Un rappel de quelques  notions générales sur le sujet
La monnaie
D’abord,  c’est quoi la monnaie et quels sont ses liens avec le niveau des prix en général et le taux de change en particulier? Selon une des définitions les plus courantes, la monnaie est une marchandise universelle qui sert d’intermédiaire dans les échanges. Elle a un pouvoir d’achat  intérieur qui varie en sens inverse de l’évolution des prix et elle se vend sur les marchés internationaux au prix, fixe ou variable, qu’est le taux de change. Sa valeur reflète à la fois le volume des biens et services qu’elle permet d’acheter sur le marché intérieur et la quantité de devises étrangères qu’elle procure par le biais du taux de change. Quand les prix intérieurs augmentent, le pouvoir d’achat de la monnaie diminue,  de sorte qu’il faut davantage d’unités de la monnaie nationale pour acheter une même quantité de biens et services, ainsi qu’une unité de monnaie étrangère. Quand la hausse des prix dépasse un certain seuil, on parle d’inflation. Dans le scénario inverse, la chute des prix, on parle de déflation.

Le taux de change
Et le taux de change, c’est quoi?  C’est, sur une base unitaire, la quantité de monnaie nationale qu’il faut débourser pour acheter une unité de devise étrangère, le dollar par exemple. Quand tous les prix augmentent  dans l’économie et que le prix de la devise étrangère, le taux de change, reste stable, la devise étrangère devient la marchandise la moins chère  disponible sur le marché. Dans les conjonctures d’instabilité économique et politique, les agents économiques se ruent sur elle, et les réserves de la banque centrale stagnent, diminuent  ou s’épuisent même. À la limite, ce phénomène peut priver le pays  des moyens nécessaires au financement de son développement. Durant les années 1960, cela s’est produit dans la plupart des pays d’Amérique latine qui ont institué le contrôle des changes en dérogeant aux prescriptions du Fonds monétaire en la matière. 

Pierre-Paul Shweitzer Dir. gén. du FMI et Eddy Cavé
à Washington en 1969.                                                
Je me rappelle avoir eu, en 1968, à expliquer à une délégation du FMI de passage à Port-au-Prince un certain nombre de  mesures sans gravité aucune prises par Haïti pour pallier la rareté du dollar et pour stimuler la production d’articles de consommation locale comme la patte de tomates, les allumettes, la cire à chaussures. Pour avoir étudié la méthodologie de la balance des paiements à l’Institut du FMI à Washington et les stratégies de politique commerciale à la Commission économique pour l’Amérique latine (CEPAL) à Santiago du Chili, je savais que ces mesures étaient largement appliquées dans les pays en développement et faisaient partie de la marge de manœuvre dont disposent les États souverains pour assurer leur croissance.
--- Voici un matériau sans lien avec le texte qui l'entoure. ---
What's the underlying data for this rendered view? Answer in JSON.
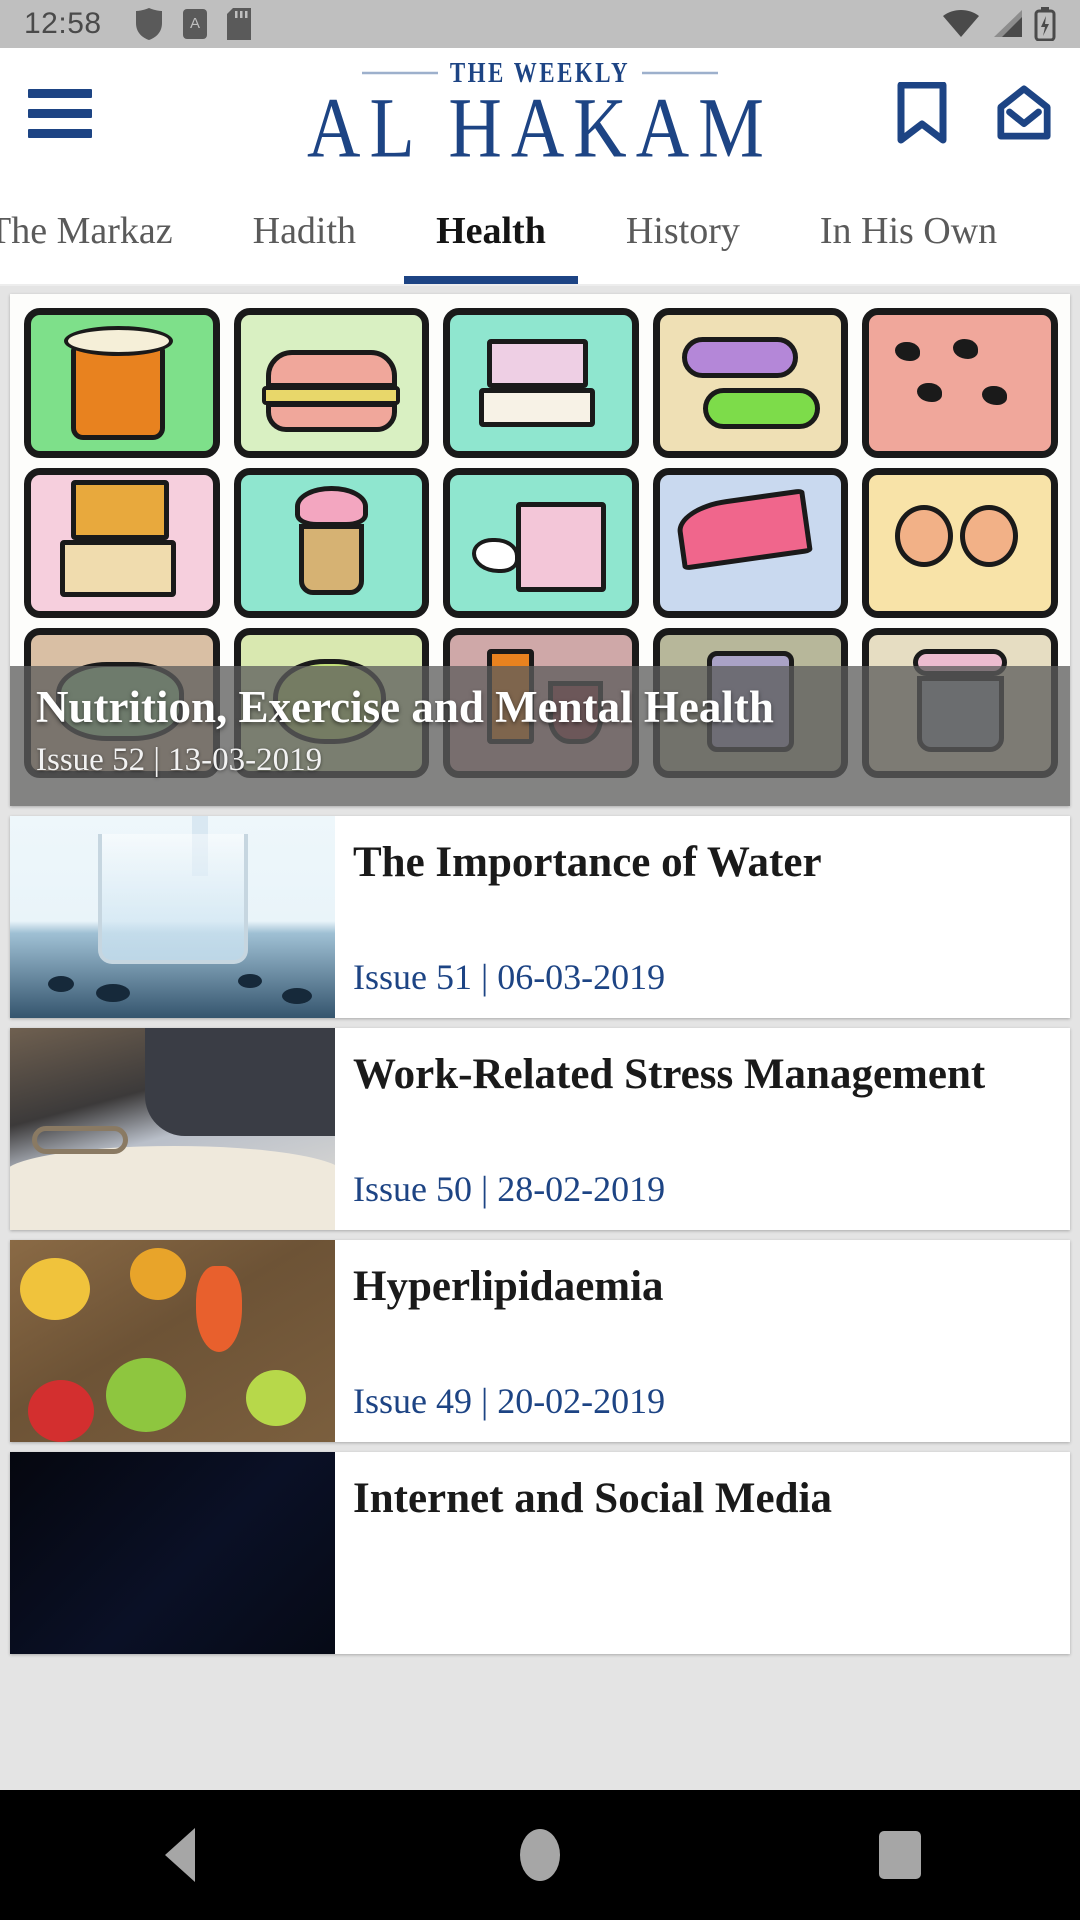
{
  "status_bar": {
    "time": "12:58",
    "left_icons": [
      "shield-icon",
      "app-badge-icon",
      "sd-card-icon"
    ],
    "right_icons": [
      "wifi-icon",
      "cell-signal-icon",
      "battery-charging-icon"
    ]
  },
  "header": {
    "menu_icon": "hamburger-menu-icon",
    "brand_kicker": "THE WEEKLY",
    "brand_title": "AL HAKAM",
    "bookmark_icon": "bookmark-icon",
    "mail_icon": "open-envelope-icon",
    "brand_color": "#1d4484"
  },
  "tabs": [
    {
      "label": "The Markaz",
      "active": false
    },
    {
      "label": "Hadith",
      "active": false
    },
    {
      "label": "Health",
      "active": true
    },
    {
      "label": "History",
      "active": false
    },
    {
      "label": "In His Own",
      "active": false
    }
  ],
  "featured": {
    "title": "Nutrition, Exercise and Mental Health",
    "meta": "Issue 52 | 13-03-2019",
    "image_alt": "food-and-drink-doodle-grid"
  },
  "articles": [
    {
      "title": "The Importance of Water",
      "meta": "Issue 51 | 06-03-2019",
      "thumb": "glass-of-water-photo",
      "thumb_class": "t-water"
    },
    {
      "title": "Work-Related Stress Management",
      "meta": "Issue 50 | 28-02-2019",
      "thumb": "desk-with-book-and-glasses-photo",
      "thumb_class": "t-desk"
    },
    {
      "title": "Hyperlipidaemia",
      "meta": "Issue 49 | 20-02-2019",
      "thumb": "vegetables-on-wood-photo",
      "thumb_class": "t-veg"
    },
    {
      "title": "Internet and Social Media",
      "meta": "",
      "thumb": "dark-night-photo",
      "thumb_class": "t-dark"
    }
  ],
  "nav_bar": {
    "back_label": "back-button",
    "home_label": "home-button",
    "recents_label": "recents-button"
  }
}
Quelle absurdité!

La double circulation monétaire
SirThomas Gresham
1519 - 1579
Ce phénomène a été examiné dès le 16e siècle par le financier britannique Thomas Gresham qui en a exposé les méfaits dans sa fameuse loi : « La mauvaise monnaie chasse la bonne.»  Dans la pratique, lorsque deux monnaies circulent simultanément sous un régime de taux de change fixe, les agents économiques se défont tout naturellement de la moins forte des deux et ils utilisent la plus forte comme instrument de thésaurisation ou  d’épargne. Plus de quatre siècles après avoir été formulée, cette découverte de Gresham demeure d’une étonnante actualité.  La solution la plus courante aux  problèmes de ce type est l’abolition de la double circulation et l’adoption de son antidote, le contrôle des changes.  Plus facile à dire qu’à faire.
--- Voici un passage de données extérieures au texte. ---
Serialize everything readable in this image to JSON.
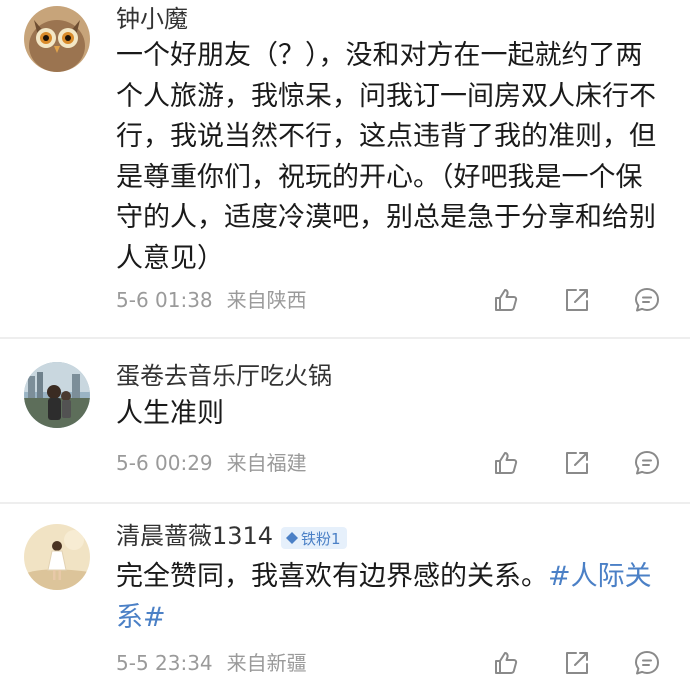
{
  "comments": [
    {
      "username": "钟小魔",
      "text": "一个好朋友（？），没和对方在一起就约了两个人旅游，我惊呆，问我订一间房双人床行不行，我说当然不行，这点违背了我的准则，但是尊重你们，祝玩的开心。（好吧我是一个保守的人，适度冷漠吧，别总是急于分享和给别人意见）",
      "date": "5-6 01:38",
      "location": "来自陕西",
      "avatar_icon": "owl-avatar"
    },
    {
      "username": "蛋卷去音乐厅吃火锅",
      "text": "人生准则",
      "date": "5-6 00:29",
      "location": "来自福建",
      "avatar_icon": "photo-avatar"
    },
    {
      "username": "清晨蔷薇1314",
      "badge": "铁粉1",
      "text": "完全赞同，我喜欢有边界感的关系。",
      "hashtag": "#人际关系#",
      "date": "5-5 23:34",
      "location": "来自新疆",
      "avatar_icon": "girl-avatar"
    }
  ],
  "actions": {
    "like_icon": "thumbs-up-icon",
    "share_icon": "share-icon",
    "reply_icon": "comment-icon"
  },
  "colors": {
    "hashtag": "#4b80c6",
    "meta": "#9a9a9a",
    "icon": "#8a8a8a",
    "badge_bg": "#e6f0fb"
  }
}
En reliant les deux sujets que nous venons d’aborder, nous voyons que  la monnaie, étant une marchandise comme une autre, son prix doit suivre celui de l’ensemble des autres prix, qui est mesuré par l’indice des prix à la consommation. Cela tempère au moins l’attrait de la devise étrangère comme valeur refuge et ralentit le processus d’épuisement des réserves de la Banque centrale. Et comme les agents économiques n’effectuent pas nécessairement leurs transactions dans l’optique des intérêts nationaux ou du bien commun, l’État est en quelque sorte forcé de recourir à la coercition des lois et des règlements pour poursuivre ses objectifs de stabilisation des prix et du taux de change et de protection des réserves de change du pays.  La presque totalité des études réalisées sur les stratégies de développement adoptées en Amérique latine après la Deuxième Guerre mondiale confirment cette assertion. Haïti a été une des exceptions notoires. Il est peut-être temps de corriger les errements commis, mais cela ne peut pas se faire de n’importe quelle façon.
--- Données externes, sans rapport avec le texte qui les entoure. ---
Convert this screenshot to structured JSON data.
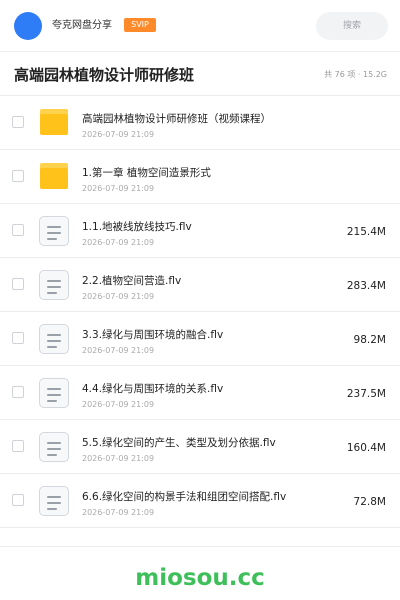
{
  "header": {
    "username": "夸克网盘分享",
    "badge": "SVIP",
    "search_placeholder": "搜索"
  },
  "folder": {
    "title": "高端园林植物设计师研修班",
    "stats": "共 76 项 · 15.2G"
  },
  "files": [
    {
      "type": "folder",
      "name": "高端园林植物设计师研修班（视频课程）",
      "date": "2026-07-09 21:09",
      "size": ""
    },
    {
      "type": "folder",
      "name": "1.第一章 植物空间造景形式",
      "date": "2026-07-09 21:09",
      "size": ""
    },
    {
      "type": "file",
      "name": "1.1.地被线放线技巧.flv",
      "date": "2026-07-09 21:09",
      "size": "215.4M"
    },
    {
      "type": "file",
      "name": "2.2.植物空间营造.flv",
      "date": "2026-07-09 21:09",
      "size": "283.4M"
    },
    {
      "type": "file",
      "name": "3.3.绿化与周围环境的融合.flv",
      "date": "2026-07-09 21:09",
      "size": "98.2M"
    },
    {
      "type": "file",
      "name": "4.4.绿化与周围环境的关系.flv",
      "date": "2026-07-09 21:09",
      "size": "237.5M"
    },
    {
      "type": "file",
      "name": "5.5.绿化空间的产生、类型及划分依据.flv",
      "date": "2026-07-09 21:09",
      "size": "160.4M"
    },
    {
      "type": "file",
      "name": "6.6.绿化空间的构景手法和组团空间搭配.flv",
      "date": "2026-07-09 21:09",
      "size": "72.8M"
    }
  ],
  "watermark": "miosou.cc",
  "colors": {
    "avatar": "#2f7df6",
    "badge": "#ff8a2a",
    "folder": "#ffc21a",
    "watermark": "#3fbf5a"
  }
}
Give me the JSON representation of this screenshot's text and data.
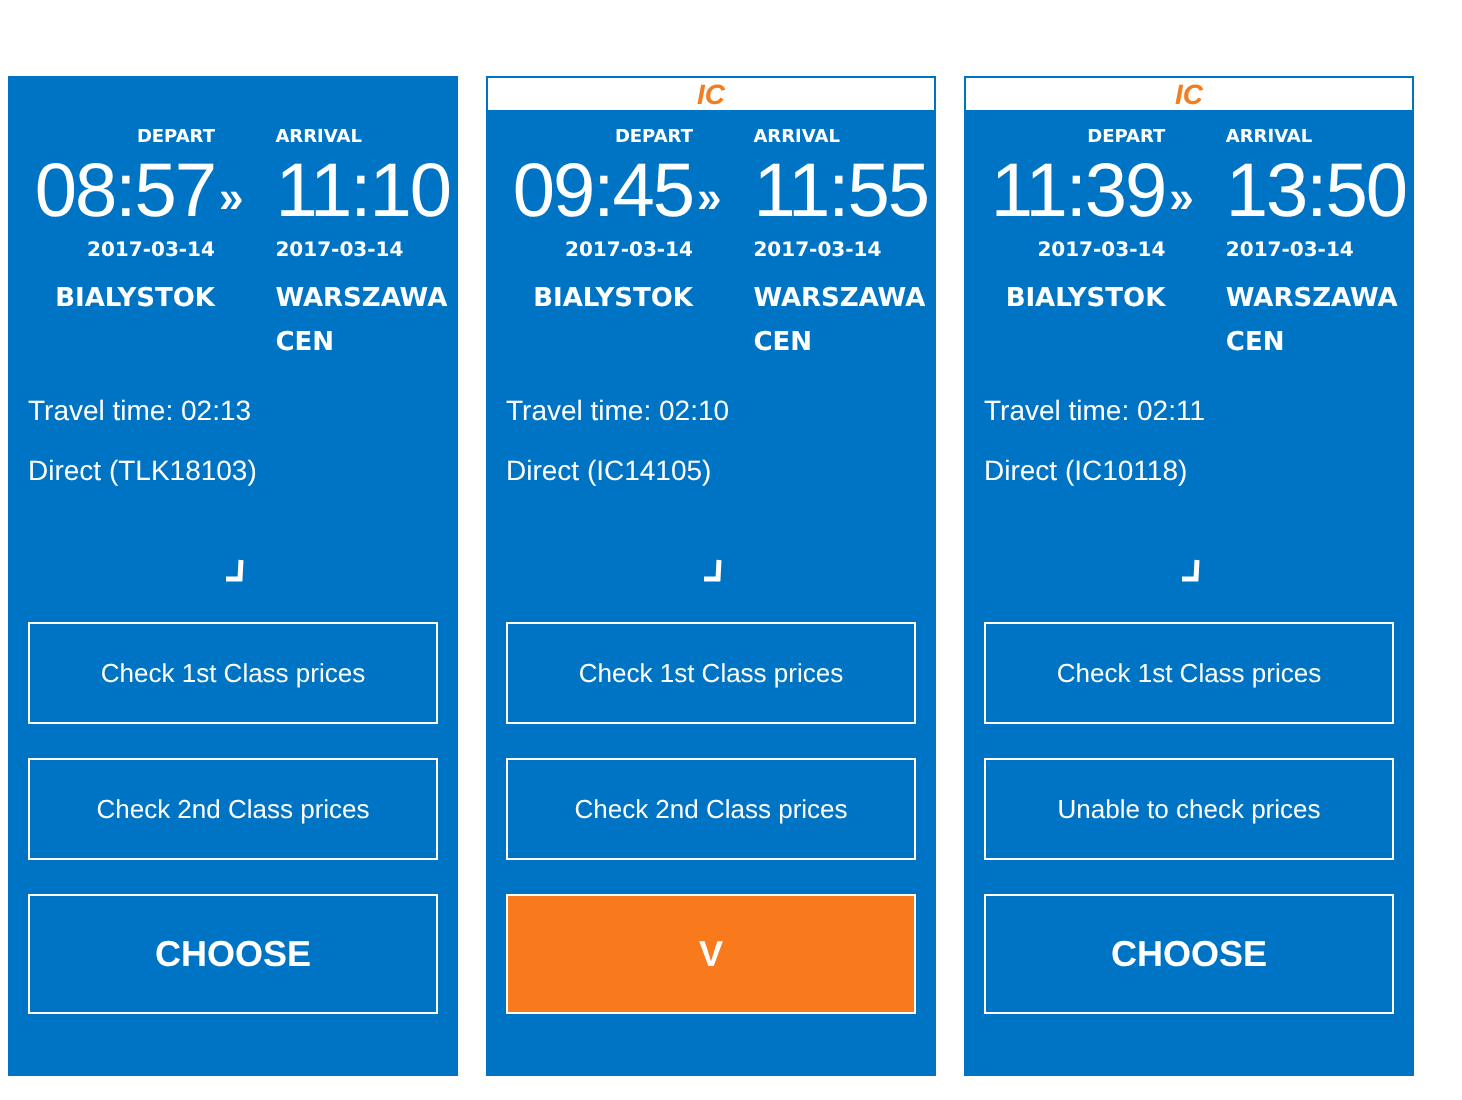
{
  "connections": [
    {
      "depart_label": "DEPART",
      "arrival_label": "ARRIVAL",
      "depart_time": "08:57",
      "separator": "»",
      "arrival_time": "11:10",
      "depart_date": "2017-03-14",
      "arrival_date": "2017-03-14",
      "from": "BIALYSTOK",
      "to": "WARSZAWA CEN",
      "travel_time": "Travel time: 02:13",
      "route": "Direct (TLK18103)",
      "buttons": [
        "Check 1st Class prices",
        "Check 2nd Class prices"
      ],
      "choose": {
        "label": "CHOOSE",
        "selected": false
      }
    },
    {
      "carrier_logo": "IC",
      "depart_label": "DEPART",
      "arrival_label": "ARRIVAL",
      "depart_time": "09:45",
      "separator": "»",
      "arrival_time": "11:55",
      "depart_date": "2017-03-14",
      "arrival_date": "2017-03-14",
      "from": "BIALYSTOK",
      "to": "WARSZAWA CEN",
      "travel_time": "Travel time: 02:10",
      "route": "Direct (IC14105)",
      "buttons": [
        "Check 1st Class prices",
        "Check 2nd Class prices"
      ],
      "choose": {
        "label": "V",
        "selected": true
      }
    },
    {
      "carrier_logo": "IC",
      "depart_label": "DEPART",
      "arrival_label": "ARRIVAL",
      "depart_time": "11:39",
      "separator": "»",
      "arrival_time": "13:50",
      "depart_date": "2017-03-14",
      "arrival_date": "2017-03-14",
      "from": "BIALYSTOK",
      "to": "WARSZAWA CEN",
      "travel_time": "Travel time: 02:11",
      "route": "Direct (IC10118)",
      "buttons": [
        "Check 1st Class prices",
        "Unable to check prices"
      ],
      "choose": {
        "label": "CHOOSE",
        "selected": false
      }
    }
  ]
}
Dollarisation et Dédollarisation
Un terme qui revient souvent dans les analyses de conjoncture des deux dernières décennies et même dans les conversations courantes en Haïti est celui de dollarisation. Ce terme désigne en général la disparition graduelle de la monnaie nationale au profit du dollar dans les transactions commerciales  locales. Dans le cas d’Haïti, toutefois, la dollarisation s’est étendue dans les moindres aspects de la vie, y compris dans les rapports et les dons entre pères et fils, entre  frères et sœurs, entre conjoints, entre amis, etc. Tout se passe en dollars.

Pour des raisons de commodité sans doute, les autorités monétaires ont pris l’habitude de mesurer la dollarisation de l’économie haïtienne par la proportion des dépôts bancaires tenus en dollars. Ce chiffre est certainement un indicateur très utile, mais il sous-estime grandement l’ampleur du phénomène. 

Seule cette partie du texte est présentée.